Growing in areas such as foreign exchange hedging and advising on bond sales for large corporations is expected to be a key part of the strategy that chief executive Charlie Nunn presents to investors over the summer. That’s a stark contrast with local rivals such as Barclays, which is reducing the relative weight of its investment bank in favour of Lloyds’ core areas of UK consumer and business lending. HSBC, meanwhile, is entirely pulling out of several areas such as advising on European mergers.
However, Lloyds starts from a different position: while Barclays is relatively small in some parts of the domestic market, Lloyds is the UK’s largest high-street lender with a market share of about 20 per cent in areas such as mortgage loans. That puts a limit on how far it can grow in consumer banking. Serving large corporate clients offers more green space for expansion, including in products that would help reduce its exposure to interest-rate movements.
Plus, it would not be building a business completely from scratch. Though it tends not to draw much attention to it, Lloyds does have a presence in areas such as sterling debt capital markets and leveraged loans.
Lloyds’ plan has some similarities to Wells Fargo, which occupies an equivalent position in the US market: a huge retail bank with an equine mascot and a chief executive called Charlie who wants to become a bigger player in investment banking. An important difference, however, is that Lloyds has shown no indication of wanting to break into the racier ends of the business. Lloyds, like Wells, has been recruiting more staff to serve hedge fund clients, but it is not trying to become a British Goldman Sachs — it is focusing on services such as cash management rather than prime brokerage.
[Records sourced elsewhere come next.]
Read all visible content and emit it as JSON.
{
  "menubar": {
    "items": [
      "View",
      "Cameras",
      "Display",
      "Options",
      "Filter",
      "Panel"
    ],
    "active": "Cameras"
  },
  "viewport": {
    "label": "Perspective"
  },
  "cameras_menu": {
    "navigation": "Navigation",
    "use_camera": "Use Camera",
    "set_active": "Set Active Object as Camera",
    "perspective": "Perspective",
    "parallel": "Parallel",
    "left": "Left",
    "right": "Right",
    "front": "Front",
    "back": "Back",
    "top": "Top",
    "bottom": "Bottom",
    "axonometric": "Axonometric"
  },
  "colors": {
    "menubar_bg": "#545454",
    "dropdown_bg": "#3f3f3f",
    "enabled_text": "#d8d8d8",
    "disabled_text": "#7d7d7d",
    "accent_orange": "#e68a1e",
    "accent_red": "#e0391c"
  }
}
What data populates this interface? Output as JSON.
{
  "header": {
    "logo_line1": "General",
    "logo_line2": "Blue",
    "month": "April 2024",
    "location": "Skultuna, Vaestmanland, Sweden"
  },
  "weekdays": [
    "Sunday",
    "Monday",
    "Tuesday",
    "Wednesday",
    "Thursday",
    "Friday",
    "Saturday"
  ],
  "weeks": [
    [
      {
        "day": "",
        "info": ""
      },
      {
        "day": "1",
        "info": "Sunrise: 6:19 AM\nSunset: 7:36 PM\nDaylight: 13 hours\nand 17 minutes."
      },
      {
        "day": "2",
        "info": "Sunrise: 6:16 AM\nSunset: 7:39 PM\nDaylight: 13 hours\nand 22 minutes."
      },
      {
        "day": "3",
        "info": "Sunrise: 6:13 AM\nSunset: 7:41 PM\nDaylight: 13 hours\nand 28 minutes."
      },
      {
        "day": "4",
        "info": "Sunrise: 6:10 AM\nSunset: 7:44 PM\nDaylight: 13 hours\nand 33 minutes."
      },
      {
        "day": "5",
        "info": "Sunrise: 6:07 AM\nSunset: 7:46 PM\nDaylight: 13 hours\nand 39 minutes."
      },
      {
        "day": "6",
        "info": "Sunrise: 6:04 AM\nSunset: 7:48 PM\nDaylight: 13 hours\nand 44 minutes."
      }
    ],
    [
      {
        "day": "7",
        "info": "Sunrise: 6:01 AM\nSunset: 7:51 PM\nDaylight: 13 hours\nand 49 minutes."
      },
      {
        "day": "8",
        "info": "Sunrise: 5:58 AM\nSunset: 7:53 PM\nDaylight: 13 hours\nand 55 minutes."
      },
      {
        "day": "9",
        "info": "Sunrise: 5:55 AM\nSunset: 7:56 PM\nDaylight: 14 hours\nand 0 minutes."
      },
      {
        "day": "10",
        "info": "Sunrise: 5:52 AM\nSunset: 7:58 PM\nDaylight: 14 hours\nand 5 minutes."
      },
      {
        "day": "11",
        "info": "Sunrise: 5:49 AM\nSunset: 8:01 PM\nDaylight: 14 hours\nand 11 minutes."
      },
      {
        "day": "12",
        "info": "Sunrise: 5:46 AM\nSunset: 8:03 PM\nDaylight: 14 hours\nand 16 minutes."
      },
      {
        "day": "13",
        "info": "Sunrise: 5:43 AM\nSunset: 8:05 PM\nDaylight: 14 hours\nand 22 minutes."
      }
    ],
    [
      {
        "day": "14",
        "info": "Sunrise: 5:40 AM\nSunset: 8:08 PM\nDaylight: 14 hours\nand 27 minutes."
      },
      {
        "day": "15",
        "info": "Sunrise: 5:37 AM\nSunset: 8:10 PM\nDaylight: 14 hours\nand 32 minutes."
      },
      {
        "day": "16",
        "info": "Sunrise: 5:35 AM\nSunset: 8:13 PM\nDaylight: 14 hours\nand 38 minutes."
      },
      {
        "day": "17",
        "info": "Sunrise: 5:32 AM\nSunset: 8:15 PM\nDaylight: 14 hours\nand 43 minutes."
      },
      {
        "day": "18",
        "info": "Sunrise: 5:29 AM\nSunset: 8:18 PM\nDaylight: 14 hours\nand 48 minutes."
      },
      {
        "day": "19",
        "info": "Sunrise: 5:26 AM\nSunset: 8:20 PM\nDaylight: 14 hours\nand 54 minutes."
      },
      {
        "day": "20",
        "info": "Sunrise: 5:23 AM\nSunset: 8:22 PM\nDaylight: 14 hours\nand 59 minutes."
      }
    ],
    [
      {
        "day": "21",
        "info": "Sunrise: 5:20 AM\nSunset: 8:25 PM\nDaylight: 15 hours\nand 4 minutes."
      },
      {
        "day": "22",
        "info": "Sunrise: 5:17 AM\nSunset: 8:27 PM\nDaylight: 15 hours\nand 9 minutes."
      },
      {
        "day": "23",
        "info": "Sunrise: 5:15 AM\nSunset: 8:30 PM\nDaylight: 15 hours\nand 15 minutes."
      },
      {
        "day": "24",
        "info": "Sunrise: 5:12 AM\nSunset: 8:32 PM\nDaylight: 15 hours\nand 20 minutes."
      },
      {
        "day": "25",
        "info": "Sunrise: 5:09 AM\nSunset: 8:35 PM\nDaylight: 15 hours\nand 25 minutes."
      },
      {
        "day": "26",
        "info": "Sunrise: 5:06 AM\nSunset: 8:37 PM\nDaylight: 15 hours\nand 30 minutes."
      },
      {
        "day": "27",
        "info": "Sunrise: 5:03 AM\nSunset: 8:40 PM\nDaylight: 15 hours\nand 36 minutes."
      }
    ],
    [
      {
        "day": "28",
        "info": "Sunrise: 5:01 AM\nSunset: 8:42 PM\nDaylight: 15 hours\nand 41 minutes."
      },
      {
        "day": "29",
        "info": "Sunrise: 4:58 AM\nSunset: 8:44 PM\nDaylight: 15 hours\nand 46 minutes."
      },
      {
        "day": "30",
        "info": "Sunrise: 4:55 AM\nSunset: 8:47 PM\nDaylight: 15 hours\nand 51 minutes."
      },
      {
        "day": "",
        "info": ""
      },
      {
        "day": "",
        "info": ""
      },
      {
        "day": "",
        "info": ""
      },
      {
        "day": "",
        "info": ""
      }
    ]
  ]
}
Moving at a steady trot rather than galloping wildly ahead would tally with the approach Lloyds has taken in other areas such as build-to-rent housing, though there have also been hints of more radical ideas. At a recent meeting with investors, Nunn said the bank had discussed options such as using its retail banking tech to open a digital bank outside of the UK.
Lloyds is not alone in needing to get a little more inventive with its growth plans. With most big banks in decent shape after years of restructuring, and valuations finally back above historic averages, they can’t just rely on ever-rising capital returns to drive further share price gains. Investors should watch carefully for any signs of hubris but, in Lloyds’ case, the management team should have enough goodwill in the bank to be given a chance.